You can find the instructions for making these simple frog baseball hats from Crafts By Amanda.
a few of my favorite frog and pond books....
Check out these cute frog masks at Amy's Gifts
I found this felt retelling set on Etsy.
Here is a list of frog read alouds you can download. More frog ideas here.
6)This idea came from Dr. Juanita Coply. When we teach young children to estimate, we should teach them to do so in a range. As adults, we do not usually estimate things to an exact number and we should consider this when teaching young children to estimate. Here is an example:
Estimation - All About Ten (PreK and Kindergarten)
1. Select a bag of “junk.”
2. Work with a partner.
3. Predict if your partner will grab MORE than 10 items in one handful.. FEWER than 10 items in one handful…. Or EXACTLY 10 items in one handful.
4. Grab the objects. Count the number and check your predictions.
Estimation – What’s in the Bag? (Kindergarten)
1. Predict if there are MORE than 20 items, FEWER than 20 items or EXACTLY 20 items in the bag.
2. Use two ten frames to check your work.
Estimation – What’s in the Bags? (1st grade)
1. Predict if there are MORE than 50 items or FEWER than 50 items in the bag.
2. Use two ten frames to check your work.
3. Predict if there are MORE than 100 items or FEWER than 100 items in the second group of bags.
4. Use a 100 chart to check your answer OR make groups of ten.
5)This idea came from Deanna Jump. When creating schema charts with your class, make sure that every student realizes their thinking is valuable. First, give students a strong model. Except all of their ideas and write them on post-it notes to add to the chart. As new learning occurs, move ideas that were incorrect to the misconceptions box. For more information about schema charts, read Debbie Miller's Reading with Meaning and Teaching With Intention.
4)This idea came from Tom Glynn. Use Animoto to create slide shows of your students. Go to Animoto to get started. It's free and easy!!
I put this video together of pictures I took over the week. It is just a quick example for you to look at.
Create your own video slideshow at animoto.com.
3)This idea came from Dr. Nicole Andrews. Research has shown that having more advanced spatial skills is linked to better mathematics achievement, especially for females. A recent longitudinal study found that spatial skills in kindergarten were stronger predictors of ninth grade math school achievement than fourth grade math scores. Spatial ability includes mental rotation, spatial visualization, and spatial perception. Meaning....students need to engage in lots of activities that help them to see what something would look like if it was rotated, see something and then replicate it, and read maps and be able to navigate space (hide something, give them a map, and see if they can find it).
Block play is STILL IMPORTANT!! You need the block center and lots of activities that involve building things, making maps, and experimenting with perspective in your classroom.
I have lots more to share on this, but I am saving it for a post on its own.
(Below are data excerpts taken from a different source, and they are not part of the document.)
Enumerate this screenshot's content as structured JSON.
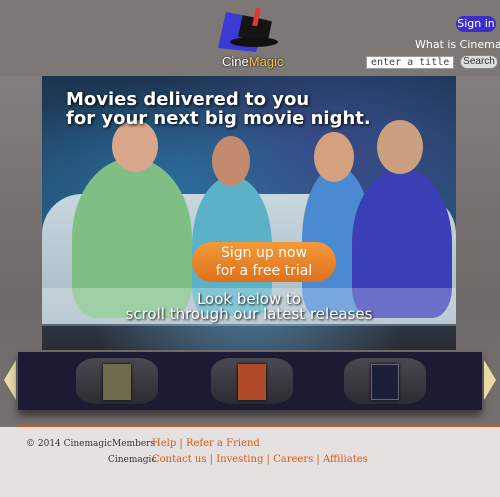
{
  "header": {
    "logo_text_a": "Cine",
    "logo_text_b": "Magic",
    "signin_label": "Sign in",
    "what_is_label": "What is Cinemagic?",
    "search": {
      "placeholder": "enter a title...",
      "value": "enter a title...",
      "button_label": "Search"
    }
  },
  "hero": {
    "headline_line1": "Movies delivered to you",
    "headline_line2": "for your next big movie night.",
    "cta_line1": "Sign up now",
    "cta_line2": "for a free trial",
    "scroll_line1": "Look below to",
    "scroll_line2": "scroll through our latest releases"
  },
  "carousel": {
    "items": [
      {
        "icon": "movie-poster-1",
        "color": "#6e6a4e"
      },
      {
        "icon": "movie-poster-2",
        "color": "#b04a2a"
      },
      {
        "icon": "movie-poster-3",
        "color": "#1a1f3a"
      }
    ]
  },
  "footer": {
    "copyright": "© 2014 Cinemagic",
    "members_label": "Members",
    "members_links": [
      "Help",
      "Refer a Friend"
    ],
    "cinemagic_label": "Cinemagic",
    "cinemagic_links": [
      "Contact us",
      "Investing",
      "Careers",
      "Affiliates"
    ]
  },
  "colors": {
    "accent": "#d8581a",
    "signin": "#3c2fc9",
    "cta": "#f0851f"
  }
}
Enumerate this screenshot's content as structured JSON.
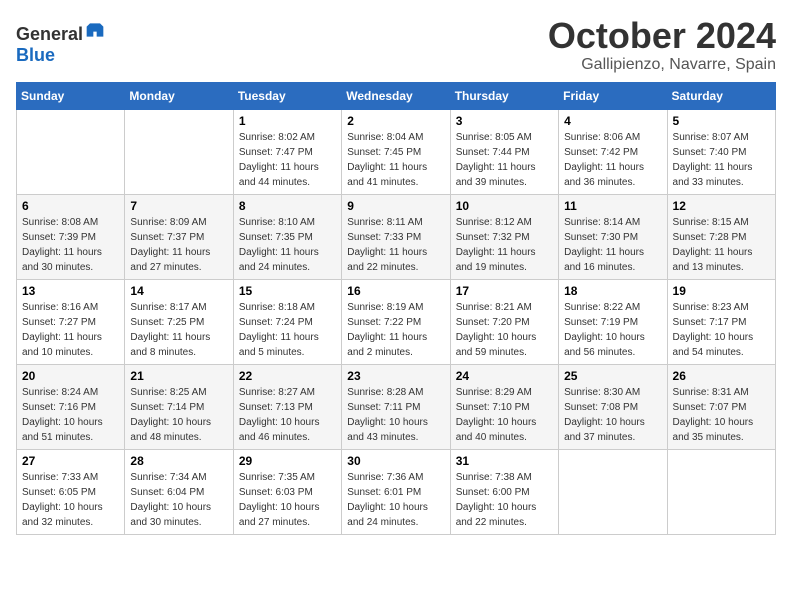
{
  "logo": {
    "general": "General",
    "blue": "Blue"
  },
  "title": "October 2024",
  "location": "Gallipienzo, Navarre, Spain",
  "weekdays": [
    "Sunday",
    "Monday",
    "Tuesday",
    "Wednesday",
    "Thursday",
    "Friday",
    "Saturday"
  ],
  "weeks": [
    [
      {
        "day": "",
        "info": ""
      },
      {
        "day": "",
        "info": ""
      },
      {
        "day": "1",
        "info": "Sunrise: 8:02 AM\nSunset: 7:47 PM\nDaylight: 11 hours\nand 44 minutes."
      },
      {
        "day": "2",
        "info": "Sunrise: 8:04 AM\nSunset: 7:45 PM\nDaylight: 11 hours\nand 41 minutes."
      },
      {
        "day": "3",
        "info": "Sunrise: 8:05 AM\nSunset: 7:44 PM\nDaylight: 11 hours\nand 39 minutes."
      },
      {
        "day": "4",
        "info": "Sunrise: 8:06 AM\nSunset: 7:42 PM\nDaylight: 11 hours\nand 36 minutes."
      },
      {
        "day": "5",
        "info": "Sunrise: 8:07 AM\nSunset: 7:40 PM\nDaylight: 11 hours\nand 33 minutes."
      }
    ],
    [
      {
        "day": "6",
        "info": "Sunrise: 8:08 AM\nSunset: 7:39 PM\nDaylight: 11 hours\nand 30 minutes."
      },
      {
        "day": "7",
        "info": "Sunrise: 8:09 AM\nSunset: 7:37 PM\nDaylight: 11 hours\nand 27 minutes."
      },
      {
        "day": "8",
        "info": "Sunrise: 8:10 AM\nSunset: 7:35 PM\nDaylight: 11 hours\nand 24 minutes."
      },
      {
        "day": "9",
        "info": "Sunrise: 8:11 AM\nSunset: 7:33 PM\nDaylight: 11 hours\nand 22 minutes."
      },
      {
        "day": "10",
        "info": "Sunrise: 8:12 AM\nSunset: 7:32 PM\nDaylight: 11 hours\nand 19 minutes."
      },
      {
        "day": "11",
        "info": "Sunrise: 8:14 AM\nSunset: 7:30 PM\nDaylight: 11 hours\nand 16 minutes."
      },
      {
        "day": "12",
        "info": "Sunrise: 8:15 AM\nSunset: 7:28 PM\nDaylight: 11 hours\nand 13 minutes."
      }
    ],
    [
      {
        "day": "13",
        "info": "Sunrise: 8:16 AM\nSunset: 7:27 PM\nDaylight: 11 hours\nand 10 minutes."
      },
      {
        "day": "14",
        "info": "Sunrise: 8:17 AM\nSunset: 7:25 PM\nDaylight: 11 hours\nand 8 minutes."
      },
      {
        "day": "15",
        "info": "Sunrise: 8:18 AM\nSunset: 7:24 PM\nDaylight: 11 hours\nand 5 minutes."
      },
      {
        "day": "16",
        "info": "Sunrise: 8:19 AM\nSunset: 7:22 PM\nDaylight: 11 hours\nand 2 minutes."
      },
      {
        "day": "17",
        "info": "Sunrise: 8:21 AM\nSunset: 7:20 PM\nDaylight: 10 hours\nand 59 minutes."
      },
      {
        "day": "18",
        "info": "Sunrise: 8:22 AM\nSunset: 7:19 PM\nDaylight: 10 hours\nand 56 minutes."
      },
      {
        "day": "19",
        "info": "Sunrise: 8:23 AM\nSunset: 7:17 PM\nDaylight: 10 hours\nand 54 minutes."
      }
    ],
    [
      {
        "day": "20",
        "info": "Sunrise: 8:24 AM\nSunset: 7:16 PM\nDaylight: 10 hours\nand 51 minutes."
      },
      {
        "day": "21",
        "info": "Sunrise: 8:25 AM\nSunset: 7:14 PM\nDaylight: 10 hours\nand 48 minutes."
      },
      {
        "day": "22",
        "info": "Sunrise: 8:27 AM\nSunset: 7:13 PM\nDaylight: 10 hours\nand 46 minutes."
      },
      {
        "day": "23",
        "info": "Sunrise: 8:28 AM\nSunset: 7:11 PM\nDaylight: 10 hours\nand 43 minutes."
      },
      {
        "day": "24",
        "info": "Sunrise: 8:29 AM\nSunset: 7:10 PM\nDaylight: 10 hours\nand 40 minutes."
      },
      {
        "day": "25",
        "info": "Sunrise: 8:30 AM\nSunset: 7:08 PM\nDaylight: 10 hours\nand 37 minutes."
      },
      {
        "day": "26",
        "info": "Sunrise: 8:31 AM\nSunset: 7:07 PM\nDaylight: 10 hours\nand 35 minutes."
      }
    ],
    [
      {
        "day": "27",
        "info": "Sunrise: 7:33 AM\nSunset: 6:05 PM\nDaylight: 10 hours\nand 32 minutes."
      },
      {
        "day": "28",
        "info": "Sunrise: 7:34 AM\nSunset: 6:04 PM\nDaylight: 10 hours\nand 30 minutes."
      },
      {
        "day": "29",
        "info": "Sunrise: 7:35 AM\nSunset: 6:03 PM\nDaylight: 10 hours\nand 27 minutes."
      },
      {
        "day": "30",
        "info": "Sunrise: 7:36 AM\nSunset: 6:01 PM\nDaylight: 10 hours\nand 24 minutes."
      },
      {
        "day": "31",
        "info": "Sunrise: 7:38 AM\nSunset: 6:00 PM\nDaylight: 10 hours\nand 22 minutes."
      },
      {
        "day": "",
        "info": ""
      },
      {
        "day": "",
        "info": ""
      }
    ]
  ]
}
In the post, I will share specific lessons for increasing a child's spatial abilities.
2)These ideas came from Brooke Perry. Check out Brooke's CAMT post. She has a download of her presentation "Making Every Minute Count Using Literature to Teach Math". You will find TONS of great math connections to literature in Brooke's download.
1)This idea came from Donna Glynn. Donna has TONS of great math activities for teaching number sense, addition, subtraction, odd and even, etc. Here are a few pictures I took from Donna's session, but she has so many more games and activities than what I have pictures of. You can find all of these activities and many more from her TPT store.
A few that I really liked were Building Numbers, Bump, Clear the Board, Cookie Jar Greater Than Less Than, Double Dice, Find the Sums, High and Low, Odd and Even, Roll and Record, Show the Value, Tally to 100, and Yatzee.
It was a GREAT week!! I have LOTS of FUN ideas and lessons to share with teachers and students now!! I can't wait!!
The true highlight of my week though.... was finally getting to meet Deanna!!